Asset tracking is the process of logging unique assets and tracking them. You can track all different types of information and data with asset tracking software, from depreciation information to maintenance history.
But, what kind of assets can you track? The core concept of asset tracking is that all of your assets are unique and have unique information related to them, but what should your assets be?

Fixed Assets
First of all, you might want to consider tracking fixed assets with asset tracking software. This is because you'll likely have existing fixed asset tracking operations and so a transfer makes sense.
If you're using a spreadsheet, you're actually losing money on your asset tracking. This is because spreadsheets have gaps and create risks such as ghost and zombie assets.
Therefore, while you need to pay for asset tracking software, you do retrieve a return on investment as these gaps are filled by an automated system.
You can then track asset lifecycles and depreciation information to ensure that your assets are still running exactly how they should be!
Fixed assets will be permanent business assets in the sense that they won't be sold as stock, but will remain in the business to indirectly create revenue. As such, they can be anything from a stapler to a desk.
IT Asset Management
IT assets are a subset of fixed assets and include IT hardware and software. Because of this, the type of information you're adding will be slightly different.

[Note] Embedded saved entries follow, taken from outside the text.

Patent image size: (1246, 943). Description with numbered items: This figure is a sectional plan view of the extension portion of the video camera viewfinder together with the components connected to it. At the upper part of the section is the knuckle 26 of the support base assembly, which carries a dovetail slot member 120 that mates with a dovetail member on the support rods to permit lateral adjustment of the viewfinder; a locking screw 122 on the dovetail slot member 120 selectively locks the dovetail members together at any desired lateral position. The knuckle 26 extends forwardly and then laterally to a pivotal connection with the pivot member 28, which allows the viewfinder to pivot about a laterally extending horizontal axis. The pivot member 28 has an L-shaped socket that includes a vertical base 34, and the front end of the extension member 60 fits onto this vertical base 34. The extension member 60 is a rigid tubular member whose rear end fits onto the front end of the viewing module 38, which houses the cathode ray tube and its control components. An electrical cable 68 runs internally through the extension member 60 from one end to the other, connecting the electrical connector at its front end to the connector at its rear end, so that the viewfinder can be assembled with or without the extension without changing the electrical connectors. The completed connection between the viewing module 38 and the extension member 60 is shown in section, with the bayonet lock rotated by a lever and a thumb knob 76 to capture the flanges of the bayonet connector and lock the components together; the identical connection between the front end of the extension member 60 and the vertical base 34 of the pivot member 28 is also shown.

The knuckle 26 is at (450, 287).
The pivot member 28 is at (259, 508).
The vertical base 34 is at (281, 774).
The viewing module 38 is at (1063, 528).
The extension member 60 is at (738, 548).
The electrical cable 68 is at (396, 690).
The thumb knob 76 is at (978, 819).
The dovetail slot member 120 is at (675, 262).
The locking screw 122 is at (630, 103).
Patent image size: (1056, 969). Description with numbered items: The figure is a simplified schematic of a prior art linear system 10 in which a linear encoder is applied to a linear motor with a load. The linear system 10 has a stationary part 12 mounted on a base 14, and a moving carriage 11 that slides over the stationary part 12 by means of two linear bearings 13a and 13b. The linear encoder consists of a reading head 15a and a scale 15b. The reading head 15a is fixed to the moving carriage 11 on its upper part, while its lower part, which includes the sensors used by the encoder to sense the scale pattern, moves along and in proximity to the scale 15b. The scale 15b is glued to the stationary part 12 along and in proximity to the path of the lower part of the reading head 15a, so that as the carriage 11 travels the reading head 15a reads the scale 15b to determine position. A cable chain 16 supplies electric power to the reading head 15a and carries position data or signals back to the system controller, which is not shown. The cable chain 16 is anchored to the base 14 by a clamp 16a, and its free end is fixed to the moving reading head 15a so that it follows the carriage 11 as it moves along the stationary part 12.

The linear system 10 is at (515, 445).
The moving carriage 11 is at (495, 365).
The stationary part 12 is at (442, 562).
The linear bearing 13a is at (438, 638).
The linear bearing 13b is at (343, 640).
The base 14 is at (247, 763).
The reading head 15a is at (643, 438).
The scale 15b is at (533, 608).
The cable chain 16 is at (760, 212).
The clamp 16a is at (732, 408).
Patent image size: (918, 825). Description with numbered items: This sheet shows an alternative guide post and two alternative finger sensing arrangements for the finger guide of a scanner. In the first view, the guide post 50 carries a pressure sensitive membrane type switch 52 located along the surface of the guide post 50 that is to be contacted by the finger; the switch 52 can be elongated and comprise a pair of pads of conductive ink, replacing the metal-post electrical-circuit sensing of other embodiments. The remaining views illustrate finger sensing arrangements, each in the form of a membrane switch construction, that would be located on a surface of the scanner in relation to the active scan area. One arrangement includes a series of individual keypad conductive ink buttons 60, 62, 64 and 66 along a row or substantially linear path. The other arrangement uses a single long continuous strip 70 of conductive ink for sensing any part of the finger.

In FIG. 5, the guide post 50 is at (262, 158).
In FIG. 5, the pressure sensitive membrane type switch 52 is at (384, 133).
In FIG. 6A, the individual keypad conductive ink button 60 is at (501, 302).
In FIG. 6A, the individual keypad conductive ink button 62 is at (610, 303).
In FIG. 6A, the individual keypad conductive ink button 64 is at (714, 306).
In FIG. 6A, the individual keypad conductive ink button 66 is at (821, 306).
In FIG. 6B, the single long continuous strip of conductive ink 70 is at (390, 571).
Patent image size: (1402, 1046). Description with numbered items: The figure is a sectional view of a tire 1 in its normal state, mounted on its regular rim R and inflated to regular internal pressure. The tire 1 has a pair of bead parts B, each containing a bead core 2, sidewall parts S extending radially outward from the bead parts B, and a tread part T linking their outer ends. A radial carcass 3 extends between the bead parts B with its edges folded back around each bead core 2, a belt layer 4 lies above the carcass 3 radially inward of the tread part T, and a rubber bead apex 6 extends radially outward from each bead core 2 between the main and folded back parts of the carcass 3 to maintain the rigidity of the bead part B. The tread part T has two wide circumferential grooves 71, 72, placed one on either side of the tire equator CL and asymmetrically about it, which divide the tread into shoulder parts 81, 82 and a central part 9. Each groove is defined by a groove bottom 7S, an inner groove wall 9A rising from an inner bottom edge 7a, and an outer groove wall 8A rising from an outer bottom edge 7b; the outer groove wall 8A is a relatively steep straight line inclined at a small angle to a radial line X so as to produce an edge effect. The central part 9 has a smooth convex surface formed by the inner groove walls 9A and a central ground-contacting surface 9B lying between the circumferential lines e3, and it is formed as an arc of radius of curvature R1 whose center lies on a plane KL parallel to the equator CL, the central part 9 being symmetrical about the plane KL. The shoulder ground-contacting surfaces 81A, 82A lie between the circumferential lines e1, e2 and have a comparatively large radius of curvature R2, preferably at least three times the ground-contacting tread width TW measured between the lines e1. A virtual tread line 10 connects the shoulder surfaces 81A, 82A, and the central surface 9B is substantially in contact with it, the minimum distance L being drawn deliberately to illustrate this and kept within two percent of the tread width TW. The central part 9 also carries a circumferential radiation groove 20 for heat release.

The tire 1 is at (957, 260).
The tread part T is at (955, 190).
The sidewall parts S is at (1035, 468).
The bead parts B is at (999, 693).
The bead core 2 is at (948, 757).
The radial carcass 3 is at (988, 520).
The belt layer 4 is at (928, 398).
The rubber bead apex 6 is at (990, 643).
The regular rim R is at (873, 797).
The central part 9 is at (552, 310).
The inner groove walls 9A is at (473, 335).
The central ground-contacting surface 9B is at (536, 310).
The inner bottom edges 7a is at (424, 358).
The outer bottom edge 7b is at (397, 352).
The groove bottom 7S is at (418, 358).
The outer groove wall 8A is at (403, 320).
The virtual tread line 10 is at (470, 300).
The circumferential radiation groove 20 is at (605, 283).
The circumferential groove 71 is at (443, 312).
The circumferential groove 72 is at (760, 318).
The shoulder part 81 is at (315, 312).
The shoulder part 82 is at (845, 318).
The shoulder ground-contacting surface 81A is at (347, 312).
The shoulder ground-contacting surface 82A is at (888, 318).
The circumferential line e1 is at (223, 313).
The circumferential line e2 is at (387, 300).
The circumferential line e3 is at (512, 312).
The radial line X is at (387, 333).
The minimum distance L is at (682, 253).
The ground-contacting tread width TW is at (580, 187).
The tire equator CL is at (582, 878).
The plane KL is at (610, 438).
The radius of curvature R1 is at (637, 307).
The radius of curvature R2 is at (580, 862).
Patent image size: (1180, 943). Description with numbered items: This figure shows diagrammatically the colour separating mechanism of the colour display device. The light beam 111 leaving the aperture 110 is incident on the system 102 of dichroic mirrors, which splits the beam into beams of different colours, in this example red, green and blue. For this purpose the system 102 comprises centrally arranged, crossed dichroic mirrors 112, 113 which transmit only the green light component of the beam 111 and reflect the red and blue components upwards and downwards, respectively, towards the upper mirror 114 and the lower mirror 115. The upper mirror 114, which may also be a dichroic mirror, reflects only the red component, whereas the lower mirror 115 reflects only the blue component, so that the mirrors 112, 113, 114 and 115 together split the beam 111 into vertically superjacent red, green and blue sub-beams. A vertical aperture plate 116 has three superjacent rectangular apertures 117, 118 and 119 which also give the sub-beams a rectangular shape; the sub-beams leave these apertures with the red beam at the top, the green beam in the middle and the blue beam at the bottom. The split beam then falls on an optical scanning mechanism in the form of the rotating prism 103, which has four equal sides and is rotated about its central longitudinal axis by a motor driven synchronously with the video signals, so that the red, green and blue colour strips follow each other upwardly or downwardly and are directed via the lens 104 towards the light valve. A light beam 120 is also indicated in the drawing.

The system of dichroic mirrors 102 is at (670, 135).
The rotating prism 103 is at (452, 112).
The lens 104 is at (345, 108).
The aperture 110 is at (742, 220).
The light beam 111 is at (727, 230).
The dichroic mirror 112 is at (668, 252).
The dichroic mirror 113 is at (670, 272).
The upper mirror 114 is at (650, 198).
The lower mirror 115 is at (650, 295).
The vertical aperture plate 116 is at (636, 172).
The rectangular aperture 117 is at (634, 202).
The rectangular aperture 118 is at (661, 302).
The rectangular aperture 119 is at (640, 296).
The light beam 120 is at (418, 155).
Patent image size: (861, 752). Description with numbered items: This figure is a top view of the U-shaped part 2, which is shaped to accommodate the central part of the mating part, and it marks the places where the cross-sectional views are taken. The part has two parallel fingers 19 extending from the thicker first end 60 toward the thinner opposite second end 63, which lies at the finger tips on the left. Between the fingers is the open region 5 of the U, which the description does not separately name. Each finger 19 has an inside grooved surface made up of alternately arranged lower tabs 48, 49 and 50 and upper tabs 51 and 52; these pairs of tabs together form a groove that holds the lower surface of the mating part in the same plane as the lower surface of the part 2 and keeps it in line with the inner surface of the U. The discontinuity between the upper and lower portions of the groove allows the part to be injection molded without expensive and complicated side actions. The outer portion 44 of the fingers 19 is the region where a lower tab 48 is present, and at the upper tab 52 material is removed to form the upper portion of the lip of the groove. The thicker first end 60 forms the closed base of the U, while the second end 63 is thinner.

Instead of depreciation data, perhaps, you'll want to add critical warranty dates and other important fields of information. You can also track PAT test reminders, too, and set them to repeat at whatever interval you need them to.
If you're tracking software, you can track logins and renewals, for example. So, in this sense, you're tailoring a reminders feature. Because you have the ability to name one renewal and another PAT test due, you can tailor the software to your assets instead of the other way around.